The Black Carpenter AntThe Black Carpenter Ant is a native species and common species in the east. These ants get their common name from their habit of hollowing out galleries in pieces of wood for nesting purposes. The nesting habit can result in structural damage. Carpenter ants are found throughout the United States.

Workers are large, usually 1/8th to 1/2 inch, but vary greatly in size. Queens are about 1/2 to 5/8 an inch long. Their color can be black, combinations of red and black or just completely red or brown.

Although Carpenter Ants do not sting, their bites can be quite painful, especially when they inject formic acid into the wound.

The only external indication of an infestation other than the presence of workers and/or swarmers is the appearance of small openings or windows on the surface of the wood. Through these holes the workers can expel debris such as sawdust like shavings or fragments of insulation. The accumulation of such debris beneath such holes is a pretty good indication of an infestation.

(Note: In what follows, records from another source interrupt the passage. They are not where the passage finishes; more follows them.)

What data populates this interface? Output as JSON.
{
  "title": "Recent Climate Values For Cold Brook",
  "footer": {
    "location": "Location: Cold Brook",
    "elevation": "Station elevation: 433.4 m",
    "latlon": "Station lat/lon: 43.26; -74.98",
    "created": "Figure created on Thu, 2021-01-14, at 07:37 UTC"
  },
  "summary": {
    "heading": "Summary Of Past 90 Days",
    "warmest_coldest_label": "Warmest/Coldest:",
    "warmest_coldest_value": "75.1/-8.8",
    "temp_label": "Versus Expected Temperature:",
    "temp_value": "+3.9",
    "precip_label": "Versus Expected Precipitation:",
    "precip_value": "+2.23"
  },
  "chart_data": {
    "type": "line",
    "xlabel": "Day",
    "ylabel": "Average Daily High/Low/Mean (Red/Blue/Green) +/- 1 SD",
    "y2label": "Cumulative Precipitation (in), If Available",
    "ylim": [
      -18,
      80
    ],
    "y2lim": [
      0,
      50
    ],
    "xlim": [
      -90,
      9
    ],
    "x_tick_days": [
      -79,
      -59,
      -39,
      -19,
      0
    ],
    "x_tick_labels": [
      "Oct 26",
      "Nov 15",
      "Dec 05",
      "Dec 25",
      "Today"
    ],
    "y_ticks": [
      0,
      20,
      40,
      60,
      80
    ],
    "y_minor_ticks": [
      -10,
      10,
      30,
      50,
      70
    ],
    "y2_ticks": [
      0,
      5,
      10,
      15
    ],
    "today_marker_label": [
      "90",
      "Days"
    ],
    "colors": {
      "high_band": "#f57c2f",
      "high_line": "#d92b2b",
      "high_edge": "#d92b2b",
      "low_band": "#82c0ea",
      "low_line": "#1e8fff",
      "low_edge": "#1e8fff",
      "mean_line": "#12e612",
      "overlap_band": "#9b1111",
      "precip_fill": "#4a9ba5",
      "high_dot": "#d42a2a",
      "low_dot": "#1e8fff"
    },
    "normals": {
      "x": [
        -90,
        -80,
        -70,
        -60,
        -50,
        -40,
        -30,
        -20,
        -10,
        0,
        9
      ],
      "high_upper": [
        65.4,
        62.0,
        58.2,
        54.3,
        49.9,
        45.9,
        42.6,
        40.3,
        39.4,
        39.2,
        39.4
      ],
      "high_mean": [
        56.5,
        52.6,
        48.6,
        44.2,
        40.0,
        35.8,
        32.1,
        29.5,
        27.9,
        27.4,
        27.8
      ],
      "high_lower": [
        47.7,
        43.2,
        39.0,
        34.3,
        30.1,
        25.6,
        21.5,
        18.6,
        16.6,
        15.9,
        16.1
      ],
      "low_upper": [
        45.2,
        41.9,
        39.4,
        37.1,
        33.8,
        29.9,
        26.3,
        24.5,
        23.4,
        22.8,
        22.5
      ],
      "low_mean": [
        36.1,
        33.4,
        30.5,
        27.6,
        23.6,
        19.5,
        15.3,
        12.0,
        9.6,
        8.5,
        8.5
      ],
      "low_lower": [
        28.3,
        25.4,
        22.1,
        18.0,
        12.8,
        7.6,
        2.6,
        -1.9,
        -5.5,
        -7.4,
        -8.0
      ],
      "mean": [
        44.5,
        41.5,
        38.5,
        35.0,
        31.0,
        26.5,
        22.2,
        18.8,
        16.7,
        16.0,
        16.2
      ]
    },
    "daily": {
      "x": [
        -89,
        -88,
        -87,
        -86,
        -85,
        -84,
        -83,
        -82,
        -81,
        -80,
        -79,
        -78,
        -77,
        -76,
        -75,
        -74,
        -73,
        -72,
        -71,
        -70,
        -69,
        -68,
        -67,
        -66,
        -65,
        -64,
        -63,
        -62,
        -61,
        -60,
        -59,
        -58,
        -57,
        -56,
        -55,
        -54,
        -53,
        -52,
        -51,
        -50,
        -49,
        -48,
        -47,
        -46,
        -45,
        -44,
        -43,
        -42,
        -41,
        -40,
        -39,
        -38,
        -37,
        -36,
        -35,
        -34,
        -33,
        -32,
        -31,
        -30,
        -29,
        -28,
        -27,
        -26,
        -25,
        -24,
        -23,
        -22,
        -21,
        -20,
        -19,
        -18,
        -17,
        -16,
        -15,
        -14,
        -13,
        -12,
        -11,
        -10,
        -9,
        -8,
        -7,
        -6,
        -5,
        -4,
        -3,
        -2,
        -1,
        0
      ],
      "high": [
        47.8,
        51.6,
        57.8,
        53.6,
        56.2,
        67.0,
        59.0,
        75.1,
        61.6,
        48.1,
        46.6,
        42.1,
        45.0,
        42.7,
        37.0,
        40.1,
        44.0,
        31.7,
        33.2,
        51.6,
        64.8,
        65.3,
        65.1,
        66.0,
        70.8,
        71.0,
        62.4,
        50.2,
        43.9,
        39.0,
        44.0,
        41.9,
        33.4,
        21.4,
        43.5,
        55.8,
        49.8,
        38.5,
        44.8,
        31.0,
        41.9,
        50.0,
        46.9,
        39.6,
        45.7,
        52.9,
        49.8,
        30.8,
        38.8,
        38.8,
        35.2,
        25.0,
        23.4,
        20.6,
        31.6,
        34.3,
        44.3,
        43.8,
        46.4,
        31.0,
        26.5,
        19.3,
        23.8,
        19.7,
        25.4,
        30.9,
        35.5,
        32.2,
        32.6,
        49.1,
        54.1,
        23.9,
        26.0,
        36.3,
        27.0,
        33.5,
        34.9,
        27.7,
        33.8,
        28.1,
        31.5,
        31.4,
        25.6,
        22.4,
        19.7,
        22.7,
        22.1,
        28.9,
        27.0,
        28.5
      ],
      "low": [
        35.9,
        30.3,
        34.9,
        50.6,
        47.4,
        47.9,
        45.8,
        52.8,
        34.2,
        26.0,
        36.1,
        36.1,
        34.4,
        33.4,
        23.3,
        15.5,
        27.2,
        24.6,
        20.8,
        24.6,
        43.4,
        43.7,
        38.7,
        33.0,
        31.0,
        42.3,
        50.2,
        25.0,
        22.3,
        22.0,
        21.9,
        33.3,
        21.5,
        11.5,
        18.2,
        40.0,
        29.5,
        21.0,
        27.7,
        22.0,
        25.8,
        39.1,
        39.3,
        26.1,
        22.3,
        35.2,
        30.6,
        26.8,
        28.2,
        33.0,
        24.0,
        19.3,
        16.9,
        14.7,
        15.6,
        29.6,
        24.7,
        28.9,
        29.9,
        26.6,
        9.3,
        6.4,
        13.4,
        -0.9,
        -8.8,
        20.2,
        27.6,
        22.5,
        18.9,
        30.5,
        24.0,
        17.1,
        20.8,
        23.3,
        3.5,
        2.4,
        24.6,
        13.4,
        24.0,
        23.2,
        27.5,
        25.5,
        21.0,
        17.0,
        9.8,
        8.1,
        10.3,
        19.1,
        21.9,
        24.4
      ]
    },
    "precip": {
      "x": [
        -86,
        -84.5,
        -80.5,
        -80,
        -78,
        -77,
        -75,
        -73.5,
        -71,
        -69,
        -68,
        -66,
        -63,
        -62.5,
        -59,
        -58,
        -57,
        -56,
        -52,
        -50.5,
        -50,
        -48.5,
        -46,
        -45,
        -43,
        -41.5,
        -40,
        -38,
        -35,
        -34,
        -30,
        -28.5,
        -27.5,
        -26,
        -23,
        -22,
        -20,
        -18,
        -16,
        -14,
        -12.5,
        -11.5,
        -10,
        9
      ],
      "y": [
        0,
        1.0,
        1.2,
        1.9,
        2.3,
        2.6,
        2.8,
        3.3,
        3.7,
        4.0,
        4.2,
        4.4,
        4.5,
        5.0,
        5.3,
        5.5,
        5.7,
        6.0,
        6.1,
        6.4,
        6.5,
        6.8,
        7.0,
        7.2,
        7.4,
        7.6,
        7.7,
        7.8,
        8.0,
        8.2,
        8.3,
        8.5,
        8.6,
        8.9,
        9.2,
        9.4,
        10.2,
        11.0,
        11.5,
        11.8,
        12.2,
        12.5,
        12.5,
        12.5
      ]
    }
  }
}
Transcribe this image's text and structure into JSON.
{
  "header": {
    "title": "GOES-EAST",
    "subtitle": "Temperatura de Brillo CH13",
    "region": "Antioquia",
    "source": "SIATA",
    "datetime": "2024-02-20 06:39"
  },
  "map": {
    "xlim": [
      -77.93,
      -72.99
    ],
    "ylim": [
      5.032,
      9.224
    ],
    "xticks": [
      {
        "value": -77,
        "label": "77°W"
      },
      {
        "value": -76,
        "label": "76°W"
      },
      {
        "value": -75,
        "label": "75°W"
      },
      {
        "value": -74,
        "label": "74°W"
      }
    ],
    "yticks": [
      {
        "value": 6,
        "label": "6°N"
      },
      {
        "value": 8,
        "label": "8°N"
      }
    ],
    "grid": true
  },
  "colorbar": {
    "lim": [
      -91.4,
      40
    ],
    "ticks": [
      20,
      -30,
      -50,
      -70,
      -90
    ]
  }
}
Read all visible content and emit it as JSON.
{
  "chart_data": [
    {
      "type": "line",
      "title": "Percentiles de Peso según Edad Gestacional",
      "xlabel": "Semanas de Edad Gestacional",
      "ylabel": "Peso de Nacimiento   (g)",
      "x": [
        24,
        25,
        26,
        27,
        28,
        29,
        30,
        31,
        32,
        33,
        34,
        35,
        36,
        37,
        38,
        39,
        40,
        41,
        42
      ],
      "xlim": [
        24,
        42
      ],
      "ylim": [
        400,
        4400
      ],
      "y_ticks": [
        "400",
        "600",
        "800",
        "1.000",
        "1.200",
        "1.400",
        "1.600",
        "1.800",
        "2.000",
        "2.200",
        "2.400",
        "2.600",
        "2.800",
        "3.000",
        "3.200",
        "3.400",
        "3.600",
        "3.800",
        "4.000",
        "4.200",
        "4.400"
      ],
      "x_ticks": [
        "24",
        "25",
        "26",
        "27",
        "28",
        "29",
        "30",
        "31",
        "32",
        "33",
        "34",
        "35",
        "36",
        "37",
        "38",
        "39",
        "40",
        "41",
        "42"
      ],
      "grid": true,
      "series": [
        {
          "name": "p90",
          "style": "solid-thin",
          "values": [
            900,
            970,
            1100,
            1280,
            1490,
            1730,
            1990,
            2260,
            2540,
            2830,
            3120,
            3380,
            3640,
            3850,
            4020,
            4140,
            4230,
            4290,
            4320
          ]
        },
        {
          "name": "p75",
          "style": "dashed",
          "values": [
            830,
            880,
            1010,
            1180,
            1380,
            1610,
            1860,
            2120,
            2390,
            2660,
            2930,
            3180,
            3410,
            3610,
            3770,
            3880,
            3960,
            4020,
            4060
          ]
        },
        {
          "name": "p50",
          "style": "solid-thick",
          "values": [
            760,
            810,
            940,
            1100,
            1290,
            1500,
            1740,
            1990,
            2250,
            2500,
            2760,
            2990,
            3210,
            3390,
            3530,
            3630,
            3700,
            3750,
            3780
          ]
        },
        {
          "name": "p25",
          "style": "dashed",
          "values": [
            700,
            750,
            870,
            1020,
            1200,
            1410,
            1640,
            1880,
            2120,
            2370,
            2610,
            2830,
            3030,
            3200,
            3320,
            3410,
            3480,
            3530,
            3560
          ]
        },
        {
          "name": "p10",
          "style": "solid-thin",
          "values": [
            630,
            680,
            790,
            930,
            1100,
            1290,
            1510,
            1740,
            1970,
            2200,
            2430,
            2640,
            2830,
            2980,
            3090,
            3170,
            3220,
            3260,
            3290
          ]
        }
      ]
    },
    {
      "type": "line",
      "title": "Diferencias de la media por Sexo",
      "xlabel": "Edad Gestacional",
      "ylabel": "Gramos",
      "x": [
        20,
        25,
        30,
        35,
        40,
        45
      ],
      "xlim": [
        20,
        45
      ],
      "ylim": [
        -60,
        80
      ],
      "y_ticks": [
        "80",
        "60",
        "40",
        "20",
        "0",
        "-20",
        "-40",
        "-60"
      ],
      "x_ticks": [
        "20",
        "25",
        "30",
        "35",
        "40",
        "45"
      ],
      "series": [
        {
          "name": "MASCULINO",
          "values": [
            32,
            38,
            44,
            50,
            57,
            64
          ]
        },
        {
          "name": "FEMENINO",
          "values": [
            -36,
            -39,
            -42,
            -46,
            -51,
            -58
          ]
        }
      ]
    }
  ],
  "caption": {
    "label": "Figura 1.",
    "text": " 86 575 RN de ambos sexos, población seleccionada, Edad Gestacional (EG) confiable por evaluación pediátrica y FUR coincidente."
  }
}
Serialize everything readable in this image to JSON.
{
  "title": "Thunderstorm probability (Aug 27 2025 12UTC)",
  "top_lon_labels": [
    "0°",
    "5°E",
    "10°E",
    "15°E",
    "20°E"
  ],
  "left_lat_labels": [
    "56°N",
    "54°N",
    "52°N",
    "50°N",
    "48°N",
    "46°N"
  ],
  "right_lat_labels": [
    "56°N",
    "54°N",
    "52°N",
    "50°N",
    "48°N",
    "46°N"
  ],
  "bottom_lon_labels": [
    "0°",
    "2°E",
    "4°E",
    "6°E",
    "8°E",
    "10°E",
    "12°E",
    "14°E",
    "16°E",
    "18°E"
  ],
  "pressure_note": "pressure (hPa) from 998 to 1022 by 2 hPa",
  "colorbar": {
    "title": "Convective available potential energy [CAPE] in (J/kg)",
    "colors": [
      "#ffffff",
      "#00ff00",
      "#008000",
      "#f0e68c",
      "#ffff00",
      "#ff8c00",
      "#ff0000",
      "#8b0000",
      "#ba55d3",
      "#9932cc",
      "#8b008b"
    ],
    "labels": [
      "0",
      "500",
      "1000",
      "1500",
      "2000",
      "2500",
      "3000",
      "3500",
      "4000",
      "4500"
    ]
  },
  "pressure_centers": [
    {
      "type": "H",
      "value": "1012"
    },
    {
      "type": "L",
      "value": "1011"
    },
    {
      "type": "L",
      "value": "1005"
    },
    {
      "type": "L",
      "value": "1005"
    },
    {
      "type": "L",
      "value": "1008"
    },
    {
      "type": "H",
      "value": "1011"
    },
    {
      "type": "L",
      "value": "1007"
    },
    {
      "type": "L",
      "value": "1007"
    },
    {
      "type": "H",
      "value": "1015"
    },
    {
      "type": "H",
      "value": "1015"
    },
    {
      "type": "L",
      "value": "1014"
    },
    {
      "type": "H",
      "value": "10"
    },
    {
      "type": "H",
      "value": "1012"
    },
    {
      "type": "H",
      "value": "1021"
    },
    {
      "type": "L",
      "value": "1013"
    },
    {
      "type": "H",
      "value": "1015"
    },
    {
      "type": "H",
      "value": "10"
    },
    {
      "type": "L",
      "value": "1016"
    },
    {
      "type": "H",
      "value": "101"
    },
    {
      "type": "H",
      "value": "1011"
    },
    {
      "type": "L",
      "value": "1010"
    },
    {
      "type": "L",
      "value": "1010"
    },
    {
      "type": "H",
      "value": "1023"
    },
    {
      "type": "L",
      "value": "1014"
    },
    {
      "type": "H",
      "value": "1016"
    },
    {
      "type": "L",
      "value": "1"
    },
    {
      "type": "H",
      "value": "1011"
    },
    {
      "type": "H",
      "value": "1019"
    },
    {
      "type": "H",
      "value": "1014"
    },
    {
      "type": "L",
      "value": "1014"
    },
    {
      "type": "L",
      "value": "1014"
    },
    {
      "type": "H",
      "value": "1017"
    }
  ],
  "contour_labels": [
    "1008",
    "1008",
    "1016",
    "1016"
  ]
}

Black Ant colonies are of moderate size and usually consist of about 3000 worker ants.

Most carpenter ant species establish their first nest in decayed wood and later expand or enlarge this into sound wood. Inside, nests are located in wood, insulation, or small wall voids. Outside, nests are typically located in rotting fence posts, stumps, old firewood, dead portions of standing trees and under stones or fallen logs.

Carpenter ants primarily feed on insect honeydew, plant and fruit juices, insects, and other arthropods. Inside they will also feed on sweets, eggs, meats, cakes, and grease.

Workers will forage for distances up to about 300 feet from the nest. They typically enter buildings around door and window frames, eaves, plumbing, utility lines, and shrub and tree branches that are in contact with the building.

The first step in combating an infestation is to determine if the ants are foraging in your home or if there is a nest in your home. Once the nest is located it should be treated with the appropriate pesticide. Barrier treatment is also effective for preventing entry.